Cousin Kate may also have had some of the duties of a housewife or homemaker, but she was more intently focused on helping lead civic affairs, and she and Will became philanthropists, particularly in the field of healthcare. In 1902, Will gave $115,000 toward the construction of a new hospital and when it opened two years later, it was named the Kate Bitting Reynolds Memorial Hospital. Three years after its opening, he gave another $75,000 to build a 90-bed addition. Affectionately known as the “Katie B.,” it served the black community and operated until 1970, when its patients were moved to the new Reynolds Memorial Hospital. Following Kate’s death in 1946, provisions in her will established the $5 million, perpetual Kate B. Reynolds Charitable Trust, with one-fourth of the income from the Trust to be used for the poor and needy in Winston-Salem and Forsyth County, and three-fourths of the income to be used for charity patients in North Carolina hospitals. (Many years later, when the Trust sold its RJR Nabisco holdings, the value of its assets more than doubled to $262 million, increasing its grantmaking resources. The Trust’s current assets are in excess of $600 million.) Among the many other provisions in Kate’s will was her bequeathing $10,000 each to Crossnore School, Lees McRae Institute, Plum Tree School, and Banner Elk School, all in northwestern North Carolina, not far from America’s mountain home.
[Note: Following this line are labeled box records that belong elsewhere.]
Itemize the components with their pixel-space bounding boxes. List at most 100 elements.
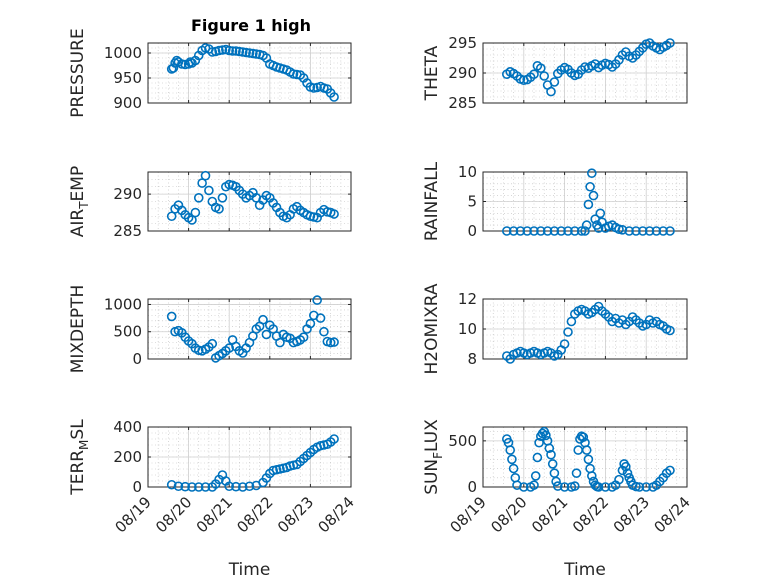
data-point: [231, 46, 241, 56]
data-point: [530, 471, 541, 481]
x-tick-label: 08/22: [233, 493, 276, 536]
x-axis-label: Time: [563, 560, 606, 580]
data-point: [534, 437, 544, 448]
x-tick-label: 08/23: [610, 493, 653, 536]
data-point: [620, 461, 631, 472]
data-point: [251, 49, 262, 59]
data-point: [329, 434, 339, 444]
data-point: [214, 204, 224, 214]
data-point: [622, 468, 633, 478]
data-point: [529, 69, 539, 79]
data-point: [193, 193, 204, 203]
data-point: [578, 432, 589, 442]
data-point: [614, 224, 624, 235]
data-point: [563, 226, 573, 236]
y-axis-label: THETA: [422, 45, 442, 101]
data-point: [651, 226, 662, 236]
data-point: [325, 337, 336, 348]
axes-frame: [147, 42, 352, 104]
data-point: [166, 311, 177, 322]
data-point: [566, 316, 577, 327]
data-point: [200, 170, 211, 181]
data-point: [617, 225, 628, 235]
x-tick-label: 08/24: [315, 493, 358, 536]
data-point: [549, 77, 560, 87]
y-tick-label: 0: [467, 478, 477, 496]
axes-frame: [147, 426, 352, 488]
data-point: [641, 482, 652, 492]
data-point: [312, 295, 322, 305]
data-point: [501, 226, 512, 236]
data-point: [329, 92, 339, 102]
data-point: [187, 482, 197, 492]
y-tick-label: 10: [458, 163, 477, 181]
data-point: [505, 445, 516, 455]
y-axis-label: RAINFALL: [422, 161, 442, 241]
data-point: [588, 190, 599, 201]
y-axis-label: H2OMIXRA: [422, 283, 442, 374]
data-point: [576, 226, 587, 236]
data-point: [193, 482, 204, 492]
data-point: [180, 481, 191, 492]
data-point: [237, 482, 248, 492]
figure-title: Figure 1 high: [191, 16, 311, 35]
data-point: [275, 337, 285, 348]
data-point: [508, 463, 519, 474]
y-tick-label: 0: [132, 350, 142, 368]
data-point: [207, 47, 218, 57]
data-point: [581, 220, 592, 230]
data-point: [508, 226, 519, 236]
data-point: [559, 482, 570, 492]
data-point: [644, 226, 655, 236]
data-point: [631, 481, 641, 492]
data-point: [329, 337, 339, 347]
y-tick-label: 290: [113, 185, 142, 203]
data-point: [529, 480, 539, 490]
data-point: [214, 45, 224, 56]
data-point: [571, 468, 582, 478]
data-point: [549, 226, 560, 236]
data-point: [224, 45, 234, 56]
y-tick-label: 0: [467, 222, 477, 240]
data-point: [507, 454, 517, 465]
data-point: [308, 83, 319, 93]
data-point: [298, 332, 309, 342]
axes-frame: [482, 42, 688, 104]
y-tick-label: 285: [113, 222, 142, 240]
x-axis-label: Time: [228, 560, 271, 580]
subplot-sunflux: 0 500SUNFLUX08/1908/2008/2108/2208/2308/2…: [422, 419, 694, 580]
data-point: [244, 481, 255, 492]
data-point: [580, 226, 590, 236]
data-point: [556, 226, 567, 236]
data-point: [585, 181, 595, 192]
x-tick-label: 08/20: [152, 493, 195, 536]
data-point: [258, 314, 268, 325]
data-point: [180, 59, 191, 70]
y-tick-label: 5: [467, 193, 477, 211]
data-point: [631, 226, 641, 236]
data-point: [512, 480, 522, 490]
data-point: [237, 47, 248, 57]
data-point: [544, 443, 555, 454]
y-axis-label: AIRTEMP: [68, 166, 91, 237]
data-point: [535, 226, 546, 236]
data-point: [231, 481, 241, 492]
data-point: [595, 208, 606, 219]
x-tick-label: 08/21: [528, 493, 571, 536]
data-point: [224, 343, 234, 353]
data-point: [637, 226, 648, 236]
data-point: [217, 45, 228, 55]
data-point: [319, 326, 329, 337]
x-tick-label: 08/19: [447, 493, 490, 536]
data-point: [593, 482, 604, 492]
y-tick-label: 500: [448, 432, 477, 450]
data-point: [168, 63, 179, 73]
subplot-rainfall: 0 5 10 RAINFALL: [422, 161, 688, 241]
y-tick-label: 1000: [104, 44, 142, 62]
subplot-terrmsl: 0 200 400 TERRMSL 08/1908/2008/2108/2208/230…: [68, 418, 358, 580]
data-point: [551, 476, 561, 487]
data-point: [563, 327, 573, 337]
data-point: [234, 46, 245, 57]
data-point: [586, 168, 597, 178]
x-tick-label: 08/24: [651, 493, 694, 536]
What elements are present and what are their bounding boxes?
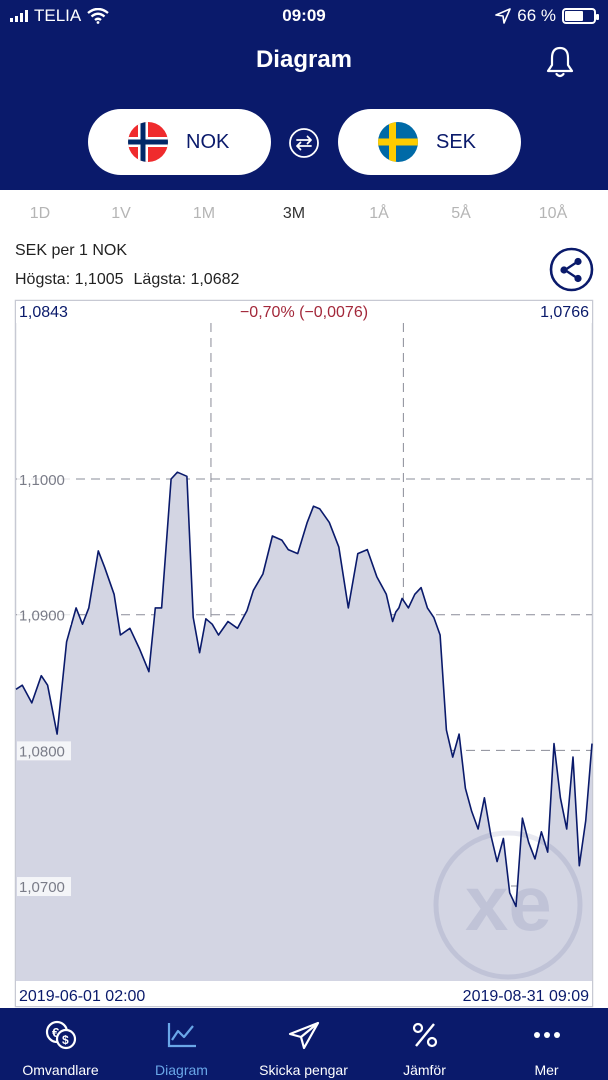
chart-start-date: 2019-06-01 02:00 xyxy=(19,988,145,1005)
svg-text:$: $ xyxy=(62,1033,69,1047)
chart-end-value: 1,0766 xyxy=(540,304,589,321)
rate-high: Högsta: 1,1005 xyxy=(15,271,124,288)
to-currency-button[interactable]: SEK xyxy=(338,109,521,175)
signal-icon xyxy=(10,10,28,22)
send-icon xyxy=(287,1020,321,1050)
chart-line xyxy=(15,471,593,908)
chart-area xyxy=(16,472,592,981)
app-header: TELIA 09:09 66 % Diagram xyxy=(0,0,608,190)
bottom-tab-bar: € $ Omvandlare Diagram Skicka pengar Jämför Me… xyxy=(0,1008,608,1080)
more-icon xyxy=(530,1020,564,1050)
rate-stats: Högsta: 1,1005 Lägsta: 1,0682 xyxy=(15,271,239,289)
tab-mer[interactable]: Mer xyxy=(486,1008,607,1080)
period-tab-1d[interactable]: 1D xyxy=(29,205,51,222)
rate-title: SEK per 1 NOK xyxy=(15,242,128,259)
wifi-icon xyxy=(87,8,109,24)
tab-omvandlare[interactable]: € $ Omvandlare xyxy=(0,1008,121,1080)
period-tab-3m[interactable]: 3M xyxy=(282,205,306,222)
share-icon[interactable] xyxy=(549,247,594,292)
period-selector: 1D 1V 1M 3M 1Å 5Å 10Å xyxy=(0,200,608,232)
from-currency-code: NOK xyxy=(186,130,230,153)
tab-diagram[interactable]: Diagram xyxy=(121,1008,242,1080)
converter-icon: € $ xyxy=(44,1020,78,1050)
y-tick-label: 1,0900 xyxy=(19,608,65,625)
svg-text:xe: xe xyxy=(465,859,552,947)
status-right: 66 % xyxy=(495,6,599,26)
chart-icon xyxy=(165,1020,199,1050)
period-tab-10å[interactable]: 10Å xyxy=(538,205,568,222)
status-bar: TELIA 09:09 66 % xyxy=(0,0,608,32)
tab-label: Skicka pengar xyxy=(259,1062,348,1078)
norway-flag-icon xyxy=(128,122,168,162)
battery-icon xyxy=(562,8,599,24)
rate-chart[interactable]: xe 1,1000 1,0900 1,0800 1,0700 1,0843 −0,70… xyxy=(0,298,608,1010)
y-tick-label: 1,1000 xyxy=(19,472,65,489)
page-title: Diagram xyxy=(255,46,353,73)
tab-label: Omvandlare xyxy=(22,1062,99,1078)
carrier-label: TELIA xyxy=(34,6,82,25)
location-arrow-icon xyxy=(495,8,512,24)
period-tab-5å[interactable]: 5Å xyxy=(451,205,471,222)
tab-skicka-pengar[interactable]: Skicka pengar xyxy=(243,1008,364,1080)
from-currency-button[interactable]: NOK xyxy=(88,109,271,175)
status-time: 09:09 xyxy=(282,6,326,25)
period-tab-1v[interactable]: 1V xyxy=(111,205,131,222)
battery-percent: 66 % xyxy=(517,6,556,25)
rate-low: Lägsta: 1,0682 xyxy=(133,271,240,288)
period-tab-1m[interactable]: 1M xyxy=(192,205,216,222)
sweden-flag-icon xyxy=(378,122,418,162)
period-tab-1å[interactable]: 1Å xyxy=(369,205,389,222)
svg-text:€: € xyxy=(52,1025,59,1040)
chart-change: −0,70% (−0,0076) xyxy=(240,304,368,321)
tab-label: Diagram xyxy=(155,1062,208,1078)
to-currency-code: SEK xyxy=(436,130,477,153)
percent-icon xyxy=(408,1020,442,1050)
chart-end-date: 2019-08-31 09:09 xyxy=(463,988,589,1005)
tab-label: Jämför xyxy=(403,1062,446,1078)
y-tick-label: 1,0800 xyxy=(19,743,65,760)
y-tick-labels: 1,1000 1,0900 1,0800 1,0700 xyxy=(17,470,71,897)
swap-currencies-icon[interactable] xyxy=(288,127,320,159)
status-left: TELIA xyxy=(10,6,109,26)
y-tick-label: 1,0700 xyxy=(19,879,65,896)
tab-label: Mer xyxy=(534,1062,559,1078)
chart-start-value: 1,0843 xyxy=(19,304,68,321)
xe-watermark: xe xyxy=(433,830,583,980)
bell-icon[interactable] xyxy=(544,44,576,80)
battery-level xyxy=(565,11,583,21)
tab-jämför[interactable]: Jämför xyxy=(364,1008,485,1080)
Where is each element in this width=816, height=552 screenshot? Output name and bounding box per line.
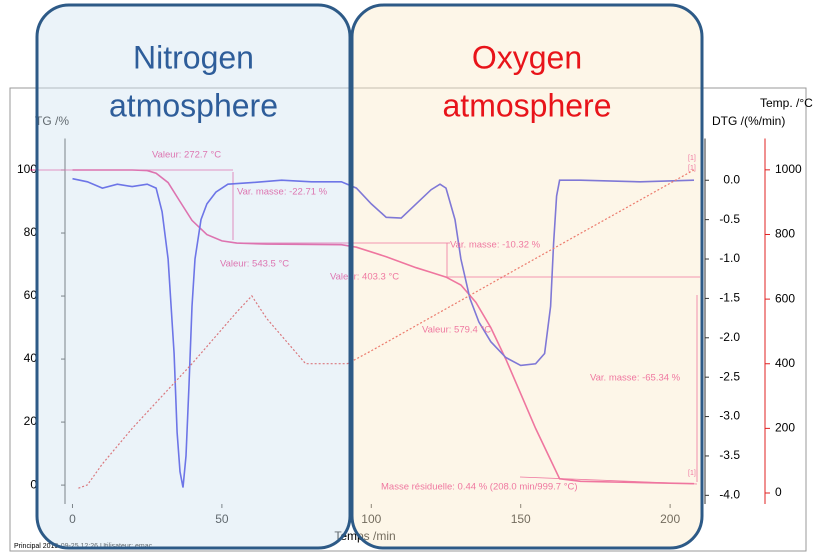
y2-tick-label: -2.5: [719, 369, 740, 383]
atmosphere-label: Nitrogen: [133, 39, 254, 75]
y3-tick-label: 0: [775, 485, 782, 499]
x-axis-label: Temps /min: [334, 529, 395, 543]
y3-axis-label: Temp. /°C: [760, 96, 813, 110]
annotation: [1]: [688, 470, 696, 477]
x-tick-label: 0: [69, 512, 76, 526]
annotation: Masse résiduelle: 0.44 % (208.0 min/999.…: [381, 482, 578, 493]
annotation: Valeur: 403.3 °C: [330, 272, 399, 283]
atmosphere-label: Oxygen: [472, 39, 582, 75]
x-tick-label: 200: [660, 512, 680, 526]
y2-tick-label: -1.5: [719, 291, 740, 305]
y-tick-label: 60: [24, 288, 38, 302]
series-line: [72, 169, 695, 485]
frame: [9, 87, 807, 552]
y2-tick-label: -3.0: [719, 409, 740, 423]
annotation: Var. masse: -65.34 %: [590, 373, 681, 384]
y2-tick-label: -1.0: [719, 251, 740, 265]
annotation: Var. masse: -10.32 %: [450, 240, 541, 251]
y2-tick-label: -3.5: [719, 448, 740, 462]
footer: Principal 2019-09-25 12:26 Utilisateur: …: [14, 543, 153, 550]
atmosphere-box: [350, 3, 704, 550]
y-axis-label: TG /%: [35, 114, 69, 128]
y-tick-label: 20: [24, 414, 38, 428]
annotation: Valeur: 272.7 °C: [152, 150, 221, 161]
atmosphere-label: atmosphere: [109, 87, 278, 123]
x-tick-label: 150: [511, 512, 531, 526]
y3-tick-label: 400: [775, 356, 795, 370]
y3-tick-label: 600: [775, 291, 795, 305]
atmosphere-label: atmosphere: [443, 87, 612, 123]
x-tick-label: 100: [361, 512, 381, 526]
annotation: [1]: [688, 155, 696, 162]
y2-tick-label: 0.0: [723, 172, 740, 186]
x-tick-label: 50: [215, 512, 229, 526]
y-tick-label: 80: [24, 225, 38, 239]
y3-tick-label: 200: [775, 421, 795, 435]
y-tick-label: 100: [17, 162, 37, 176]
atmosphere-box: [35, 3, 352, 550]
y2-tick-label: -2.0: [719, 330, 740, 344]
y2-axis-label: DTG /(%/min): [712, 114, 785, 128]
y3-tick-label: 800: [775, 227, 795, 241]
annotation: Var. masse: -22.71 %: [237, 187, 328, 198]
annotation: Valeur: 543.5 °C: [220, 259, 289, 270]
series-line: [78, 169, 695, 489]
annotation: Valeur: 579.4 °C: [422, 325, 491, 336]
annotation: [1]: [688, 165, 696, 172]
series-line: [72, 177, 695, 488]
overlays: Nitrogen atmosphere Oxygen atmosphere: [35, 3, 704, 550]
y2-tick-label: -0.5: [719, 212, 740, 226]
y-tick-label: 0: [30, 477, 37, 491]
y3-tick-label: 1000: [775, 162, 802, 176]
y-tick-label: 40: [24, 351, 38, 365]
y2-tick-label: -4.0: [719, 488, 740, 502]
plot: 0 20 40 60 80 100 -4.0 -3.5 -3.0 -2.5 -2.0 -1.5 -1.0…: [17, 138, 802, 526]
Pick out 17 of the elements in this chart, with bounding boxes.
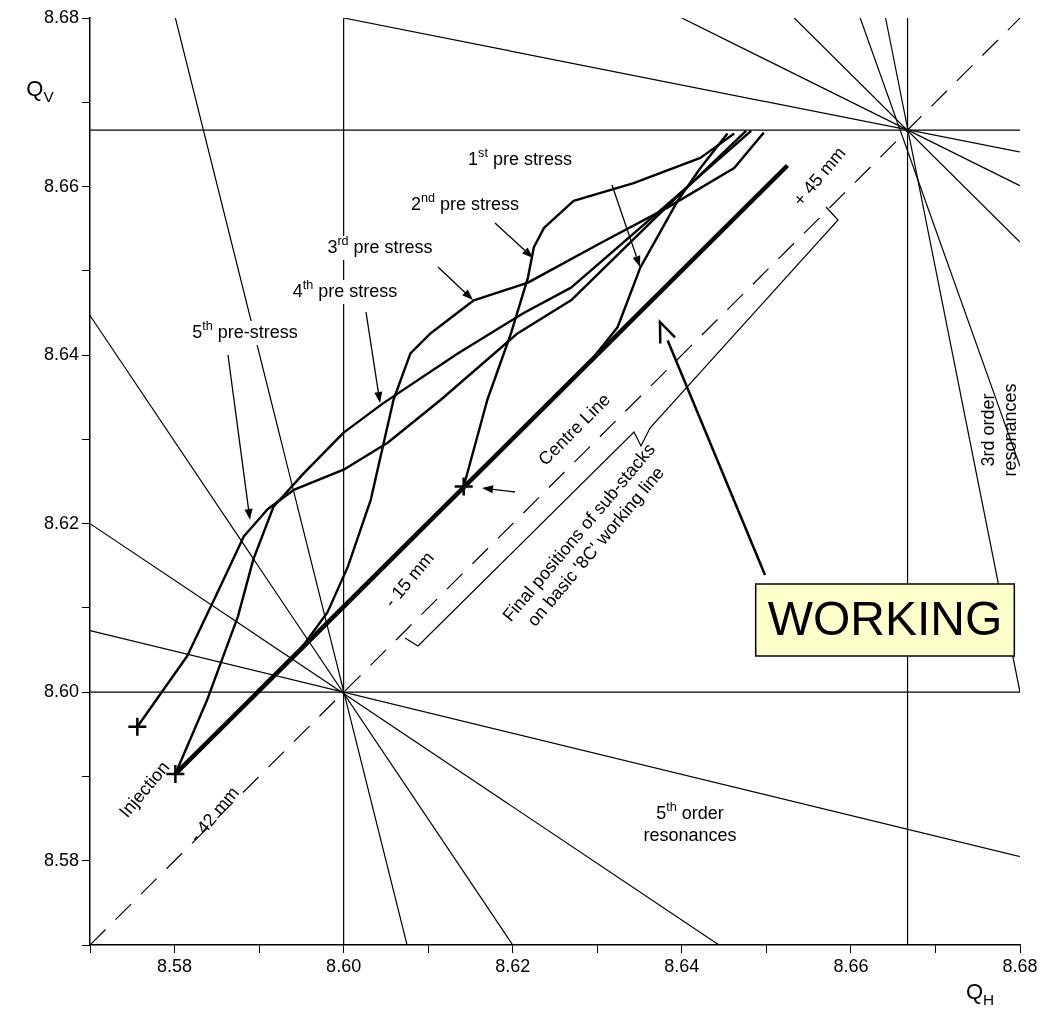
annotation: - 15 mm: [380, 547, 439, 612]
y-tick-label: 8.68: [43, 6, 79, 27]
y-tick-label: 8.66: [43, 175, 79, 196]
annotation: WORKING: [767, 592, 1003, 646]
y-tick-label: 8.58: [43, 849, 79, 870]
x-tick-label: 8.64: [664, 955, 700, 976]
annotation: + 45 mm: [788, 142, 850, 210]
x-tick-label: 8.66: [833, 955, 869, 976]
y-tick-label: 8.62: [43, 512, 79, 533]
annotation: - 42 mm: [185, 782, 244, 847]
x-tick-label: 8.58: [157, 955, 193, 976]
y-tick-label: 8.60: [43, 681, 79, 702]
annotation: 3rd order resonances: [977, 383, 1020, 477]
x-tick-label: 8.62: [495, 955, 531, 976]
x-tick-label: 8.68: [1002, 955, 1038, 976]
y-tick-label: 8.64: [43, 344, 79, 365]
x-tick-label: 8.60: [326, 955, 362, 976]
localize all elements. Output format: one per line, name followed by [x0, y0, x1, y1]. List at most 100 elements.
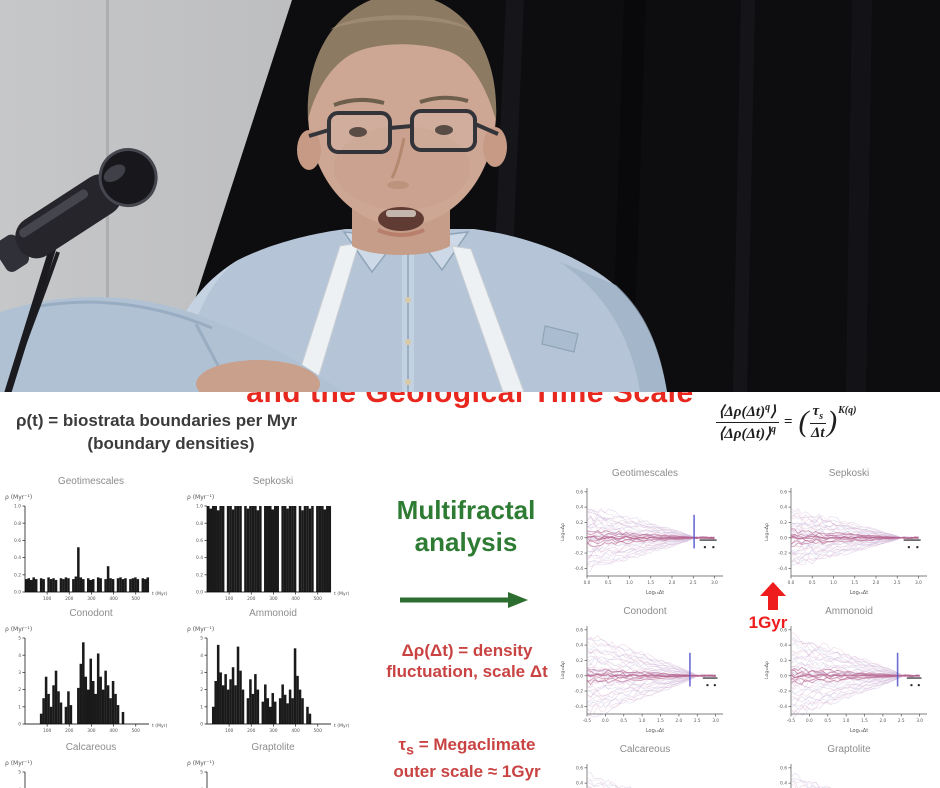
svg-text:1.5: 1.5: [647, 580, 654, 585]
svg-text:100: 100: [225, 596, 234, 602]
microphone: [0, 148, 158, 392]
svg-text:4: 4: [200, 653, 203, 659]
svg-text:-0.4: -0.4: [574, 704, 583, 710]
svg-text:t (Myr): t (Myr): [334, 723, 350, 729]
hist-sepkoski-plot: Sepkoski ρ (Myr⁻¹) 1.0 0.8 0.6 0.4 0.2 0.0 100 20…: [184, 476, 362, 608]
plot-title: Geotimescales: [57, 476, 125, 487]
svg-text:300: 300: [269, 596, 278, 602]
svg-text:0.4: 0.4: [780, 505, 787, 511]
svg-text:2.0: 2.0: [669, 580, 676, 585]
svg-text:Log₁₀Δρ: Log₁₀Δρ: [764, 661, 770, 679]
svg-text:-0.2: -0.2: [574, 551, 583, 557]
svg-text:ρ (Myr⁻¹): ρ (Myr⁻¹): [5, 494, 32, 501]
eyebrow-right: [419, 95, 469, 104]
svg-text:1.5: 1.5: [657, 718, 664, 723]
svg-text:400: 400: [291, 596, 300, 602]
svg-text:-0.2: -0.2: [778, 689, 787, 695]
svg-text:ρ (Myr⁻¹): ρ (Myr⁻¹): [5, 626, 32, 633]
svg-text:1: 1: [18, 704, 21, 710]
svg-text:1.0: 1.0: [639, 718, 646, 723]
formula-scale-fraction: τs Δt: [809, 402, 827, 442]
svg-text:0.4: 0.4: [780, 643, 787, 649]
svg-text:2: 2: [200, 687, 203, 693]
svg-text:0.5: 0.5: [809, 580, 816, 585]
glasses: [308, 109, 499, 154]
svg-text:2: 2: [18, 687, 21, 693]
svg-text:-0.4: -0.4: [574, 566, 583, 572]
presenter-arm: [0, 297, 342, 392]
svg-text:400: 400: [291, 728, 300, 734]
svg-text:300: 300: [87, 596, 96, 602]
fan-geotimescales-plot: Geotimescales 0.6 0.4 0.2 0.0 -0.2 -0.4 0.0 0.5 1…: [556, 468, 734, 606]
svg-text:0.6: 0.6: [196, 538, 203, 544]
svg-text:1.0: 1.0: [196, 504, 203, 510]
fan-sepkoski-plot: Sepkoski 0.6 0.4 0.2 0.0 -0.2 -0.4 0.0 0.5 1.0 1.5…: [760, 468, 938, 606]
multifractal-label: Multifractal analysis: [396, 495, 536, 557]
svg-text:1.0: 1.0: [843, 718, 850, 723]
slide: and the Geological Time Scale ρ(t) = bio…: [0, 392, 940, 788]
intro-line2: (boundary densities): [87, 434, 255, 453]
svg-text:200: 200: [247, 596, 256, 602]
svg-text:400: 400: [109, 728, 118, 734]
svg-text:0.0: 0.0: [576, 673, 583, 679]
svg-text:-0.4: -0.4: [778, 566, 787, 572]
svg-text:ρ (Myr⁻¹): ρ (Myr⁻¹): [187, 626, 214, 633]
svg-text:0.0: 0.0: [14, 590, 21, 596]
svg-text:0.4: 0.4: [196, 555, 203, 561]
svg-text:0.6: 0.6: [780, 627, 787, 633]
svg-text:2.0: 2.0: [676, 718, 683, 723]
hair: [307, 0, 497, 120]
conference-photo: [0, 0, 940, 392]
svg-text:0.6: 0.6: [780, 765, 787, 771]
svg-text:500: 500: [132, 596, 141, 602]
svg-text:t (Myr): t (Myr): [334, 591, 350, 597]
svg-text:3: 3: [18, 670, 21, 676]
svg-text:3.0: 3.0: [915, 580, 922, 585]
haar-formula: ⟨Δρ(Δt)q⟩ ⟨Δρ(Δt)⟩q = ( τs Δt ) K(q): [636, 402, 936, 444]
fan-calcareous-plot: Calcareous0.60.40.20.0-0.2-0.4-0.50.00.5…: [556, 744, 734, 788]
hand: [196, 360, 320, 392]
svg-text:2.0: 2.0: [880, 718, 887, 723]
gyr-up-arrow-icon: [760, 582, 786, 610]
svg-text:Log₁₀Δρ: Log₁₀Δρ: [560, 523, 566, 541]
outer-scale-note: τs = Megaclimate outer scale ≈ 1Gyr: [393, 735, 541, 782]
plot-title: Ammonoid: [249, 608, 297, 619]
svg-text:500: 500: [314, 596, 323, 602]
svg-text:2.0: 2.0: [873, 580, 880, 585]
svg-text:0.2: 0.2: [196, 572, 203, 578]
svg-text:0.0: 0.0: [788, 580, 795, 585]
svg-text:3.0: 3.0: [712, 718, 719, 723]
svg-text:0.6: 0.6: [576, 765, 583, 771]
svg-text:1.0: 1.0: [14, 504, 21, 510]
svg-text:4: 4: [200, 787, 203, 788]
svg-text:0.2: 0.2: [576, 520, 583, 526]
plot-title: Graptolite: [827, 744, 871, 755]
svg-text:ρ (Myr⁻¹): ρ (Myr⁻¹): [5, 760, 32, 767]
svg-text:0.5: 0.5: [824, 718, 831, 723]
mic-stand: [4, 240, 58, 392]
ear-right: [483, 127, 507, 167]
formula-exponent: K(q): [838, 405, 857, 417]
svg-text:200: 200: [247, 728, 256, 734]
svg-text:0.8: 0.8: [196, 521, 203, 527]
eye-right: [435, 125, 453, 135]
formula-equals: =: [783, 414, 793, 431]
multifractal-arrow-icon: [400, 592, 528, 608]
svg-text:-0.5: -0.5: [787, 718, 796, 723]
svg-text:0.6: 0.6: [576, 627, 583, 633]
svg-text:200: 200: [65, 596, 74, 602]
svg-text:-0.5: -0.5: [583, 718, 592, 723]
svg-text:2.5: 2.5: [694, 718, 701, 723]
svg-text:0.6: 0.6: [780, 489, 787, 495]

Kate’s grave marker in the well-manicured Salem Cemetery is an elegant, simply engraved, full body-size slab at ground level with a semi-circular arch at one end, held up by six columns. America preceded her cousin in death by ten years, and her grave marker in a family cemetery on a peaceful mountainside, likewise consisted of an engraved slab, albeit much smaller by comparison and without accoutrements. 

In their own ways, these two strong women of shared blood but disparate lifestyles – Kate Bitting Reynolds and her cousin America Banner Presnell – made important contributions to the world. Kate’s money made a difference to her beneficiaries, and her generous donation of her estate as a public park has been enjoyed by many. While childless Kate raised awareness and invested in causes, seven-time mother America raised and invested in her children and grandchildren, leaving hundreds of descendants, who continue to positively impact their communities and the world. 

City and country, bonbons and corn pone, velvet and flax, fortune and family…each left its mark for generations to come. I’m happy to be related to Kate Bitting and even happier to be a great, great-grandson of America Banner; in fact, I wouldn’t be here without her. I think you might say that makes me proud to be an “America-n.” Long may her legacy wave!